Politikindonesia - Larangan perempuan mengangkang atau duduk seperti pria di atas sepeda motor yang diterapkan oleh Pemerintah Kota (Pemkot) Lhokseumawe, Banda Aceh menuai kontroversi. Banyak yang tidak setuju dengan raperda tersebut karena dianggap tidak bijak dan tidak mempunyai tujuan yang jelas.
Salah satu yang tidak setuju adalah anggota Komisi III Dewan Perwakilan Rakyat (DPR), Eva Kusuma Sundari. Politikus Partai Demokrasi Indonesia Perjuangan (PDIP) ini merasa perda tersebut tidak bijak dan mengabaikan keselamatan perempuan saat mengendarai sepeda motor. “Peraturan itu tidak bijak karena mengabaikan keselamatan para wanita saat berkendara di jalanan," kata Eva kepada politikindonesia.com di Gedung DPR, Jakarta, Senin (07/01).
Perda yang diterbitkan Pemkot Lhokseumawe itu dalam pandangannya sangat diskiriminatif serta tidak masuk akal. “Peraturan tersebut tidak dapat dikategorikan sebagai kebijakan publik. Karena seharusnya kebijakan publik itu membuat warga menjadi nyaman dan aman, bukan malah sebaliknya merasa resah dan tidak nyaman," ujar dia.
Kepada Elva Setyaningrum, Eva mengemukakan pandangannya serta berharap Pemkot Lhokseumawe mengkaji kembali aturan itu. Berikut hasil wawancaranya.
Bagaimana pendapat Anda tentang larangan ‘mengangkang’ pada Perda Pemkot Lhokseumawe itu?
Saya sangat sedih sekaligus kecewa atas dicetuskannya larangan tersebut. Saya menilai peraturan tersebut tidak masuk akal dan tak bijaksana. Aturan itu mengabaikan keselamatan para wanita saat berkendara di jalanan. Sebenarnya, dengan duduk mengangkang saat dibonceng, maka keadaan motor dan penumpangnya menjadi lebih stabil dibandingkan jika wanita harus duduk menyamping saat dibonceng. Jadi kita lihat saja, apakah peraturan ini akan berlangsung efektif atau justru sebaliknya.

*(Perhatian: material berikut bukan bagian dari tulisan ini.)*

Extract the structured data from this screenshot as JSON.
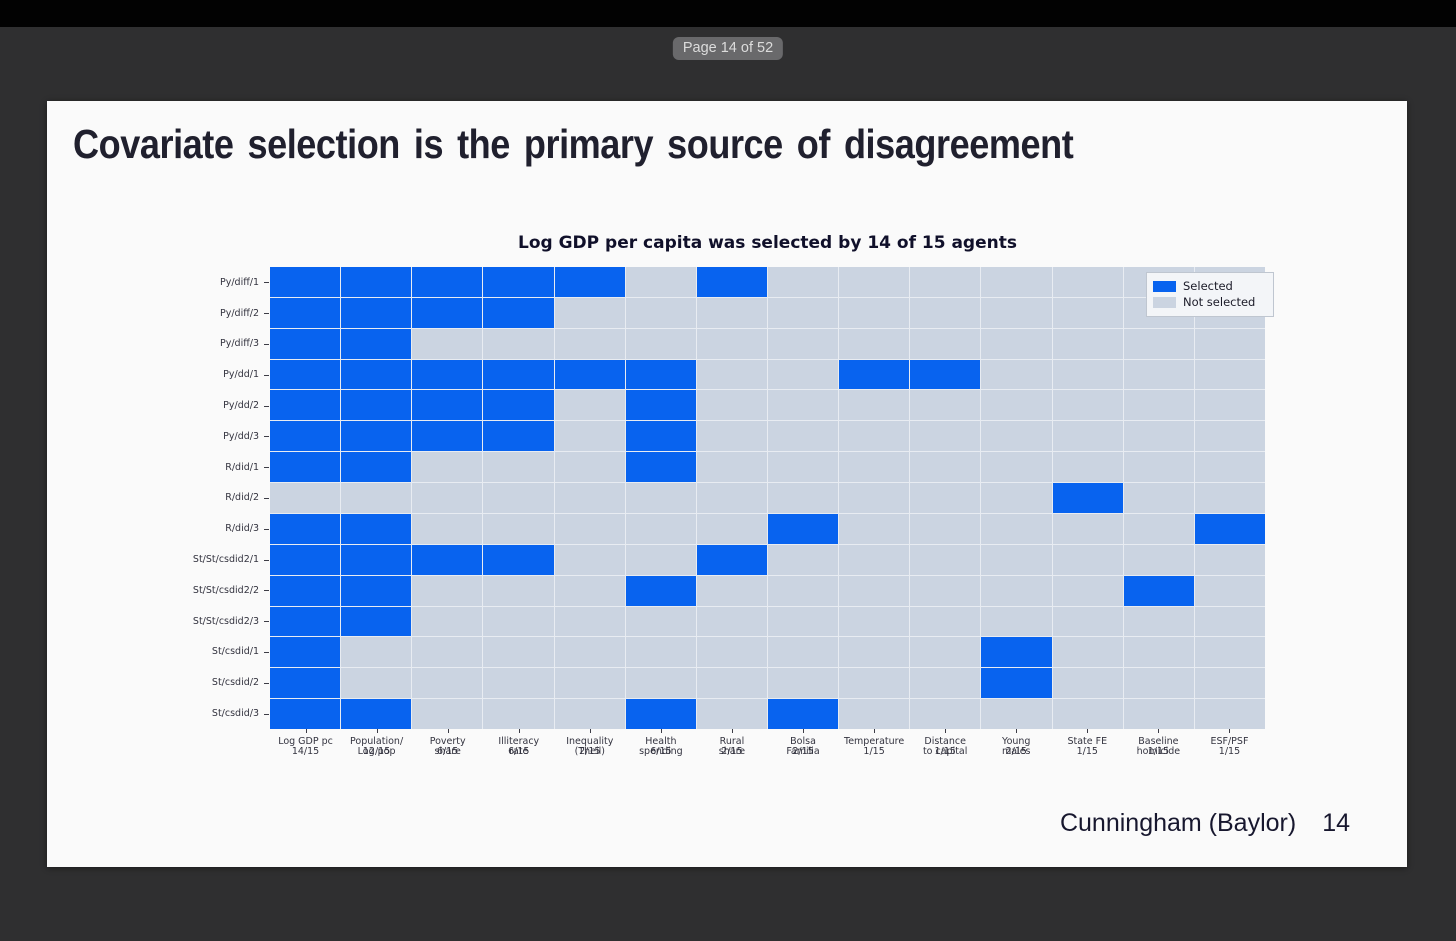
{
  "viewer": {
    "page_indicator": "Page 14 of 52"
  },
  "slide": {
    "title": "Covariate selection is the primary source of disagreement",
    "footer_author": "Cunningham (Baylor)",
    "footer_page": "14"
  },
  "chart_data": {
    "type": "heatmap",
    "title": "Log GDP per capita was selected by 14 of 15 agents",
    "legend_position": "upper right",
    "grid": false,
    "legend": [
      {
        "label": "Selected",
        "color": "#0863ef"
      },
      {
        "label": "Not selected",
        "color": "#cbd4e1"
      }
    ],
    "rows": [
      "Py/diff/1",
      "Py/diff/2",
      "Py/diff/3",
      "Py/dd/1",
      "Py/dd/2",
      "Py/dd/3",
      "R/did/1",
      "R/did/2",
      "R/did/3",
      "St/St/csdid2/1",
      "St/St/csdid2/2",
      "St/St/csdid2/3",
      "St/csdid/1",
      "St/csdid/2",
      "St/csdid/3"
    ],
    "columns": [
      {
        "lines": [
          "Log GDP pc"
        ],
        "fraction": "14/15"
      },
      {
        "lines": [
          "Population/",
          "Log pop"
        ],
        "fraction": "12/15"
      },
      {
        "lines": [
          "Poverty",
          "share"
        ],
        "fraction": "6/15"
      },
      {
        "lines": [
          "Illiteracy",
          "rate"
        ],
        "fraction": "6/15"
      },
      {
        "lines": [
          "Inequality",
          "(Theil)"
        ],
        "fraction": "2/15"
      },
      {
        "lines": [
          "Health",
          "spending"
        ],
        "fraction": "6/15"
      },
      {
        "lines": [
          "Rural",
          "share"
        ],
        "fraction": "2/15"
      },
      {
        "lines": [
          "Bolsa",
          "Familia"
        ],
        "fraction": "2/15"
      },
      {
        "lines": [
          "Temperature"
        ],
        "fraction": "1/15"
      },
      {
        "lines": [
          "Distance",
          "to capital"
        ],
        "fraction": "1/15"
      },
      {
        "lines": [
          "Young",
          "males"
        ],
        "fraction": "2/15"
      },
      {
        "lines": [
          "State FE"
        ],
        "fraction": "1/15"
      },
      {
        "lines": [
          "Baseline",
          "homicide"
        ],
        "fraction": "1/15"
      },
      {
        "lines": [
          "ESF/PSF"
        ],
        "fraction": "1/15"
      }
    ],
    "cell_values": {
      "1": "Selected",
      "0": "Not selected"
    },
    "matrix": [
      [
        1,
        1,
        1,
        1,
        1,
        0,
        1,
        0,
        0,
        0,
        0,
        0,
        0,
        0
      ],
      [
        1,
        1,
        1,
        1,
        0,
        0,
        0,
        0,
        0,
        0,
        0,
        0,
        0,
        0
      ],
      [
        1,
        1,
        0,
        0,
        0,
        0,
        0,
        0,
        0,
        0,
        0,
        0,
        0,
        0
      ],
      [
        1,
        1,
        1,
        1,
        1,
        1,
        0,
        0,
        1,
        1,
        0,
        0,
        0,
        0
      ],
      [
        1,
        1,
        1,
        1,
        0,
        1,
        0,
        0,
        0,
        0,
        0,
        0,
        0,
        0
      ],
      [
        1,
        1,
        1,
        1,
        0,
        1,
        0,
        0,
        0,
        0,
        0,
        0,
        0,
        0
      ],
      [
        1,
        1,
        0,
        0,
        0,
        1,
        0,
        0,
        0,
        0,
        0,
        0,
        0,
        0
      ],
      [
        0,
        0,
        0,
        0,
        0,
        0,
        0,
        0,
        0,
        0,
        0,
        1,
        0,
        0
      ],
      [
        1,
        1,
        0,
        0,
        0,
        0,
        0,
        1,
        0,
        0,
        0,
        0,
        0,
        1
      ],
      [
        1,
        1,
        1,
        1,
        0,
        0,
        1,
        0,
        0,
        0,
        0,
        0,
        0,
        0
      ],
      [
        1,
        1,
        0,
        0,
        0,
        1,
        0,
        0,
        0,
        0,
        0,
        0,
        1,
        0
      ],
      [
        1,
        1,
        0,
        0,
        0,
        0,
        0,
        0,
        0,
        0,
        0,
        0,
        0,
        0
      ],
      [
        1,
        0,
        0,
        0,
        0,
        0,
        0,
        0,
        0,
        0,
        1,
        0,
        0,
        0
      ],
      [
        1,
        0,
        0,
        0,
        0,
        0,
        0,
        0,
        0,
        0,
        1,
        0,
        0,
        0
      ],
      [
        1,
        1,
        0,
        0,
        0,
        1,
        0,
        1,
        0,
        0,
        0,
        0,
        0,
        0
      ]
    ]
  }
}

Kenapa Anda menilai peraturan tersebut tidak masuk akal?
Ya, memang tidak masuk akal. Di negara Islam lainnya seperti di Malaysia, kaum perempuannya justru diwajibkan duduk mengangkang saat dibonceng di atas motor. Karena alasannya adalah aspek keseimbangan dan keamanan lalu lintas. Itu di Malaysia yang negaranya sudah pakai hukum Islam. Karena, kebijakan di Malaysia itu, justru lebih mempertimbangkan rasa aman dan nyaman berkendara. Kebijakan di Lhokseumawe seharusnya membuat aman, tidak meresahkan. Kebijakan kok malah meresahkan dan merepotkan perempuan.

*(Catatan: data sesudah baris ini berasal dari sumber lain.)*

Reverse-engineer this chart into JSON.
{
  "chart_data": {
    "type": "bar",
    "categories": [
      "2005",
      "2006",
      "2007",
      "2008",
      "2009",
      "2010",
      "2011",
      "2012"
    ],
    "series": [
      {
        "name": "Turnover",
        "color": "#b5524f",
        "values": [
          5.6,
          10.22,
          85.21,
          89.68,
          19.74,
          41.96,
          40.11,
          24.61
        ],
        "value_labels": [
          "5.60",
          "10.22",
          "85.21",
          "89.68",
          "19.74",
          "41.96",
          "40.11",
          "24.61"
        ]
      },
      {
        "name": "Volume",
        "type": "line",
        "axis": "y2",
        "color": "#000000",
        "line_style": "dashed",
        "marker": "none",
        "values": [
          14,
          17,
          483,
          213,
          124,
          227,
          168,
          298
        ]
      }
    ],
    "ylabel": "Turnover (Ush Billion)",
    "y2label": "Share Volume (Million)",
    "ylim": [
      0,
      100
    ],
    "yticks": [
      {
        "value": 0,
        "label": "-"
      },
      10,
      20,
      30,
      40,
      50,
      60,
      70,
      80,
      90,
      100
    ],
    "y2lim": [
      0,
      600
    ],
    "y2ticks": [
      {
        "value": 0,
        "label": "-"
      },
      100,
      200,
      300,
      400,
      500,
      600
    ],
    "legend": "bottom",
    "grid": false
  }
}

Apa alasan Anda tidak menyetujui peraturan tersebut?
Selain tidak masuk akal. Saya juga melihat peraturan tersebut sudah mengabaikan aspek keselamatan berkendaraan. Apalagi peraturan tersebut akan segera diterapkan di Lhoksumawe, Aceh dan kabarnya akan dikembangkan jadi sebuah regulasi tetap. Jadi sebenarnya, peraturan itu tidak untuk kepentingan publik karena hanya disusun berdasarkan prasangka dan kecurigaan subyektif sehingga tidak sesuai dengan kebijakan publik.
Tetapi peraturan tersebut dikaitkan dengan segi agama Islam?

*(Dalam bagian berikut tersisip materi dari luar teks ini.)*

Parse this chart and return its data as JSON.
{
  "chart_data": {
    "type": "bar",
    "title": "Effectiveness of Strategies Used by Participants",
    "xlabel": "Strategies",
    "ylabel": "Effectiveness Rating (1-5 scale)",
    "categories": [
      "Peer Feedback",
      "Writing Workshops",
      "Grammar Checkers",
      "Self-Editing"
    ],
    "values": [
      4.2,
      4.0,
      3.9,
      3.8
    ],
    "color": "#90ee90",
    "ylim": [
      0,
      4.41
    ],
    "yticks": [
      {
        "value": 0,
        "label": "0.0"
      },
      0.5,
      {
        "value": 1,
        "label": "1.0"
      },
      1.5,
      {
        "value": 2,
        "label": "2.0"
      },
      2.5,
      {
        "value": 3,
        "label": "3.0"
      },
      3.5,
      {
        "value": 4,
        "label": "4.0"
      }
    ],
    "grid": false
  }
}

Jika memang peraturan tersebut dikaitkan pada segi agama, di mana agama Islam terasa sangat kental di wilayah Aceh, tapi di negara seperti Malaysia saja yang menerapkan hukum Islam lebih ketat, masih mengizinkan para wanita untuk duduk mengangkang saat dibonceng. Pemerintah seharusnya lebih bijak dalam menentukan prioritas mana yang harus diutamakan. Apalagi, mengangkang di sepeda motor itu secara sistem nilai dan sopan santun masih diperdebatkan.
Lalu, apa harapan Anda dengan adanya pemberlakuan peraturan tersebut?
Saya meminta kepada pemerintah setempat seharusnya lebih fokus pada pemenuhan kebutuhan perempuan, seperti pembuatan layanan kesehatan dan posyandu hingga upaya menurunkan angka kematian ibu. Jadi jangan hanya mengedepankan keinginan para ulama, tapi mengedepkan kepentingan masyarakat. Selain itu, saya juga berharap, hal ini bisa menjadi perhatian Kementerian Dalam Negeri (Kemendagri). Karena peraturan-peraturan diskriminatif sangat mudah dikeluarkan, tetapi susah dicabut. Jadi, sepertinya uang lebih penting dibandingkan hak asasi perempuan. Semoga pemerintah benar-benar dapat mempertimbangkan kembali segi baik dan buruknya dari peraturan tersebut.